Traditional Salt-Free Bread, The Way Tuscans LIKE IT!

Imagine the scene: you’ve spent a morning sight-seeing in Florence, taking in the gorgeous multi-colored façade of the Duomo or standing speechless in front of a Botticelli painting bigger than most cars. You’ve found a small restaurant in the city with an Italian-only menu and predominantly Italian clientele, so you’re feeling quite smug about having your lunch in a non-touristy spot. A waiter takes your order, patient with your halting Italian, and as he leaves your table you take a piece of the crusty bread he’s left you and pop it in your mouth.

And that’s when you sense something has gone horribly wrong.

You can’t quite put your finger on it, but this bread tastes… Odd. It’s unlike any bread you’ve ever eaten. You notice that the Italians sitting around you are eating the bread and not making strange faces, so what’s wrong with your palate? There’s nothing wrong with your taste buds, or the bread. The oddness you’re sensing is a bread that’s made without salt – and it’s the traditional bread of Tuscany.

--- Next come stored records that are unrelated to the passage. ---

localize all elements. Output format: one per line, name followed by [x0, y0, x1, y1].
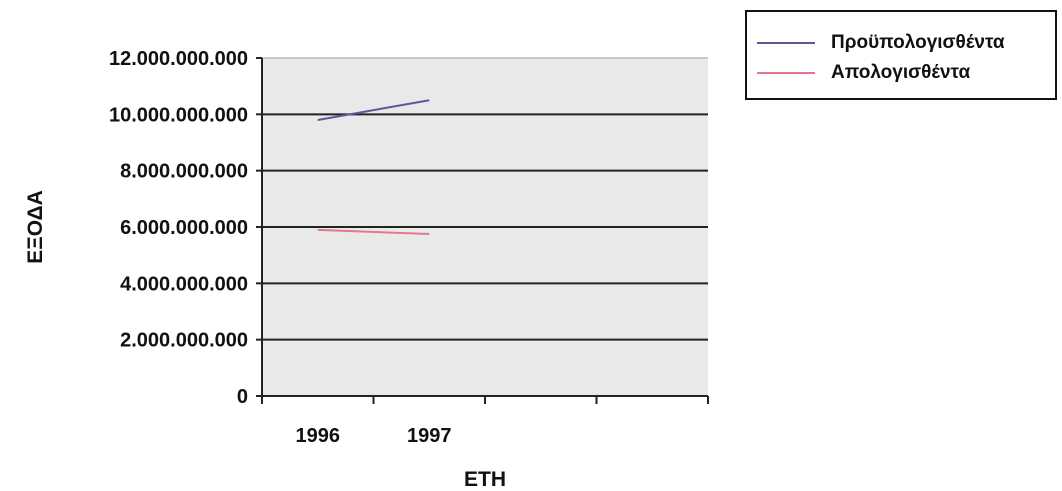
y-tick-label: 10.000.000.000 — [109, 104, 248, 126]
legend-label-budgeted: Προϋπολογισθέντα — [831, 32, 1005, 53]
y-tick-label: 4.000.000.000 — [120, 273, 248, 295]
series-line-1 — [317, 228, 430, 236]
axes — [256, 57, 709, 404]
y-tick-label: 8.000.000.000 — [120, 161, 248, 183]
x-tick-label: 1997 — [407, 425, 452, 447]
series-lines — [317, 99, 430, 236]
legend-item-actual: Απολογισθέντα — [747, 59, 970, 87]
x-tick-labels: 1996 1997 — [296, 425, 452, 447]
legend-swatch-budgeted — [757, 42, 815, 44]
series-line-0 — [317, 99, 430, 121]
y-tick-label: 0 — [237, 386, 248, 408]
x-axis-title: ΕΤΗ — [464, 468, 506, 491]
y-tick-label: 2.000.000.000 — [120, 330, 248, 352]
legend-swatch-actual — [757, 72, 815, 74]
y-tick-label: 12.000.000.000 — [109, 48, 248, 70]
legend: Προϋπολογισθέντα Απολογισθέντα — [745, 10, 1057, 100]
y-tick-label: 6.000.000.000 — [120, 217, 248, 239]
x-tick-label: 1996 — [296, 425, 341, 447]
gridlines — [262, 57, 708, 341]
y-axis-title: ΕΞΟΔΑ — [24, 190, 47, 264]
legend-label-actual: Απολογισθέντα — [831, 62, 971, 83]
legend-item-budgeted: Προϋπολογισθέντα — [747, 29, 1005, 57]
y-tick-labels: 0 2.000.000.000 4.000.000.000 6.000.000.000… — [109, 48, 248, 408]
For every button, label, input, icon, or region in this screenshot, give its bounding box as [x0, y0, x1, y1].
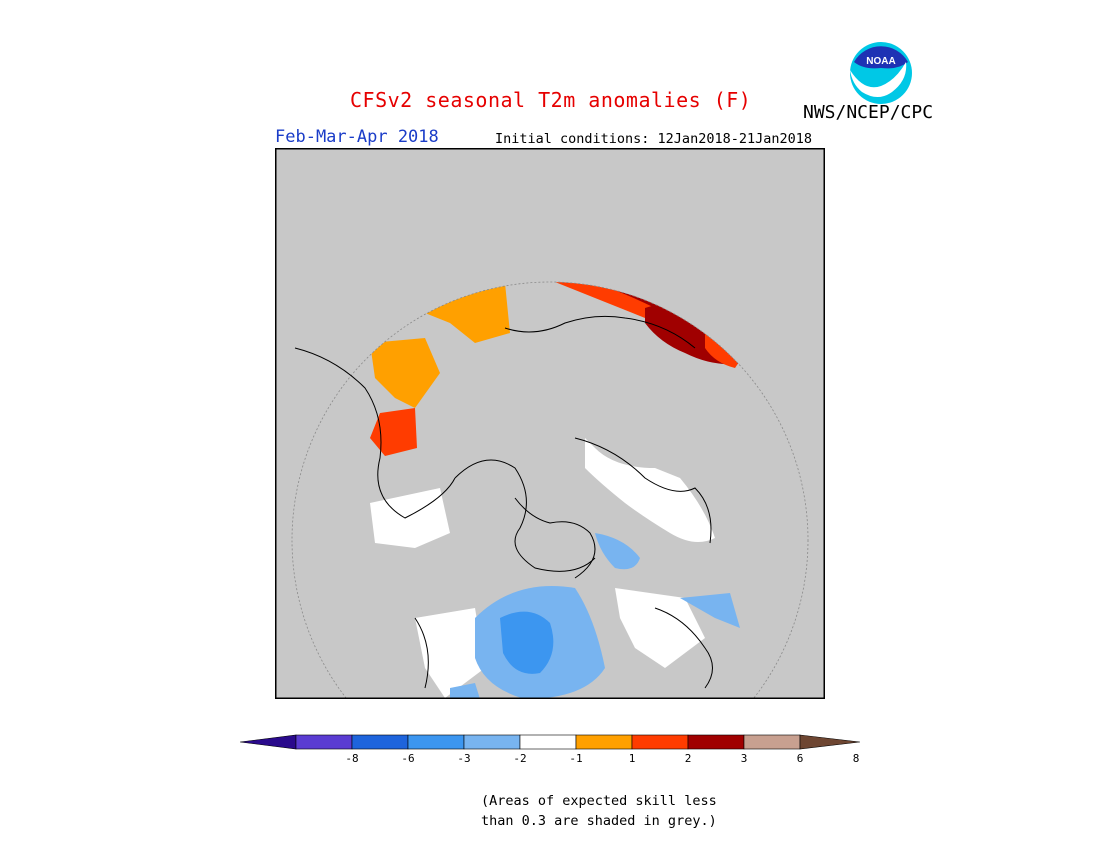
colorbar-swatch: [687, 734, 745, 750]
noaa-logo-icon: NOAA: [850, 42, 912, 104]
colorbar-tick-label: -8: [345, 752, 359, 765]
colorbar-tick-label: 3: [740, 752, 748, 765]
colorbar: [240, 734, 860, 750]
colorbar-tick-label: 1: [628, 752, 636, 765]
skill-note-line1: (Areas of expected skill less: [481, 793, 717, 809]
colorbar-tick-label: 2: [684, 752, 692, 765]
colorbar-tick-label: -1: [569, 752, 583, 765]
map-frame: [275, 148, 825, 699]
colorbar-swatch: [519, 734, 577, 750]
coastlines: [294, 315, 713, 689]
colorbar-swatch: [743, 734, 801, 750]
colorbar-tick-label: -2: [513, 752, 527, 765]
skill-note-line2: than 0.3 are shaded in grey.): [481, 813, 717, 829]
colorbar-swatch: [295, 734, 353, 750]
noaa-logo-text: NOAA: [866, 56, 895, 67]
agency-label: NWS/NCEP/CPC: [803, 102, 934, 123]
colorbar-tick-label: -6: [401, 752, 415, 765]
colorbar-swatch: [575, 734, 633, 750]
colorbar-arrow-left: [240, 734, 297, 750]
colorbar-tick-label: 6: [796, 752, 804, 765]
colorbar-tick-label: 8: [852, 752, 860, 765]
colorbar-swatch: [631, 734, 689, 750]
anomaly-map: [275, 148, 825, 699]
colorbar-swatch: [407, 734, 465, 750]
forecast-period: Feb-Mar-Apr 2018: [275, 127, 439, 147]
colorbar-tick-label: -3: [457, 752, 471, 765]
colorbar-swatch: [463, 734, 521, 750]
skill-note: (Areas of expected skill less than 0.3 a…: [481, 791, 717, 831]
chart-title: CFSv2 seasonal T2m anomalies (F): [350, 88, 752, 112]
initial-conditions: Initial conditions: 12Jan2018-21Jan2018: [495, 131, 812, 147]
colorbar-swatch: [351, 734, 409, 750]
colorbar-arrow-right: [799, 734, 860, 750]
latitude-circle: [291, 281, 809, 699]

Salt-free bread is normal bread in Tuscany – so much so that it’s simply called pane toscano, or Tuscan bread. It’s the rest of the world that adds the “salt-free” phrase as a qualifier. The reason why Tuscan bread is salt-free is somewhat shrouded in myth; you’ll find different versions of the story depending on the source you’re looking at, but there are two that are dominant. The most-quoted story says that during the Middle Ages salt was so highly taxed that the people of Florence couldn’t afford to add it to their food, including their bread. They kept making bread, of course, and even though the price of salt came down eventually Tuscans were used to salt-free bread by that point.

The other story is more fun because of the elements of rivalry and intrigue – it’s always nice to have someone to blame, right? This story claims that in the 12th century, when the city-states of Florence and Pisa were bitter rivals, the Pisan army blocked any shipments of salt from reaching Florence from the sea in an attempt to get Florence to wave its proverbial white flag. Florentines, undaunted, simply eliminated salt from their cooking. While salt made its way back into most recipes, the salt-free bread born during that siege remained the primary bread of the region.

Today, Tuscany’s salt-free bread is jarring to those not accustomed to it – and indeed, on its own, pane toscano can be quite bland. It’s rarely (if ever) eaten on its own, however. Most Tuscan dishes are incredibly flavorful, so the bread is a bit of an anomaly – but that means it’s also the perfect foil for those intensely flavored meals, acting as an ideal starchy backdrop that doesn’t get in the way with its own flavors.

You can enjoy Tuscan bread the way the Tuscans do, with a simple drizzle of spicy local olive oil or as an accompaniment to a rich stew, and you can also use leftover (stale) Tuscan bread in traditional recipes like panzanella, pappa al pomodoro, and ribollita. These dishes can be made with bread that has salt in it, but the beauty of using salt-free Tuscan bread in these recipes is that the bread provides texture and thickness without adding any additional salt.

Of course, if you prefer your bread with salt, that’s fine – just don’t try to tell a Tuscan his traditional bread is wrong. His ancestors resisted a Pisan salt blockade in the 12th century, so you don’t think he’s going to change his recipe now, do you?

Visitor’s Information: What to Know if You Want to Go
You can sample traditional pane toscano thoughout Tuscany, so anywhere you travel through the region you just need to get some bread, whether directly from a bakery or with a meal at a restaurant.

If you’d prefer to have the bread as it’s cooked into one of the aforementioned dishes, then you’ll need to know when to look for them – they’re seasonal, and in most places aren’t going to be available year-round. Panzanella is a summertime dish, made with fresh tomatoes, while thick soups like pappa al pomodoro and ribollita are cold-weather staples. In other words, if you’re in Italy in summer look for panzanella – if you’re in Italy in autumn or winter, look for ribollita and pappa al pomodoro.

Finding cheap flights to Tuscany from outside Europe isn’t usually as easy as finding cheap flights to Rome or Milan, but if you want to fly directly to Tuscany the main airport in the region is in Pisa – Galileo Galilei Airport (PSA). Luckily, if you find a better deal on a flight to Milan or Rome you can get to Tuscany easily by train. Milan-Florence is just over 2 hours and Rome-Florence is less than 2 hours on the high-speed Frecciarossa trains in Italy.

Tuscany is popular enough that you’ll find all manner of accommodation options throughout the region, but if you want to not only taste Tuscan bread but learn to make it, look for an agriturismo in Tuscany that offers cooking classes.